Die letztwöchige Titelgeschichte des Spiegel über „Die Luxus-Politiker — Selbstbedienung im Staate Lafontaine“ hatte in Saarbrücken ein parlamentarisches Nachspiel, als sich Kämpfer Oskar über das grassierende „Pharisäertum“ beschwerte, das nach dem Gutachten des Diäten- Kritikers Hans Herbert von Arnim öffentlich sichtbar geworden wäre: „Den Speyer Professor Arnim strafte Lafontaine wegen Majestätsbeleidigung. Um den Zorn des kleinen Mannes an der Saar von den Luxus-Politikern um Lafontaine abzulenken, nannte der Ministerpräsident das Gehalt des Staatsdieners (9.000 Mark), prangerte dessen angeblich traumhaft geringe Arbeitszeit und Nebenverdienst-Möglichkeiten in Millionenhöhe an.
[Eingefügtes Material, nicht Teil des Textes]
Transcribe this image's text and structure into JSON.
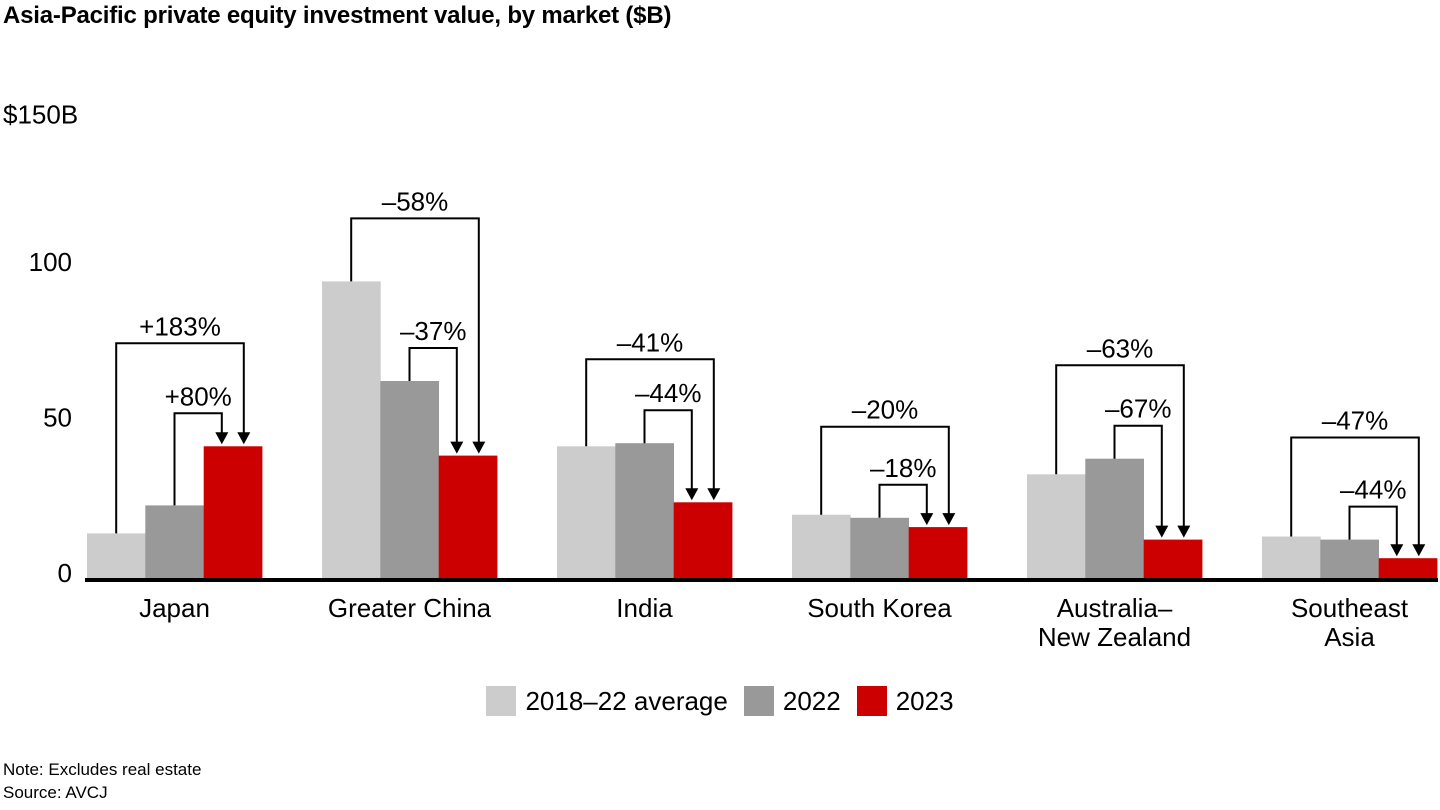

So sieht eine 'Spiegel‘-Nachricht im Emser-Depeschen-Stil aus. Denn der entscheidende Hinweis, den der saarländische Ministerpräsident gab, wurde einfach weggelassen. Daß sich nämlich heutzutage Chefredakteure von Nachrichtenmagazinen über die Diätenhöhen (monatlich 7.000 Deutschmark) auslassen, die selbst monatlich 100.000 Mark verdienen.

Steinbach unwirsch: ein Nachrichten-Magazyn.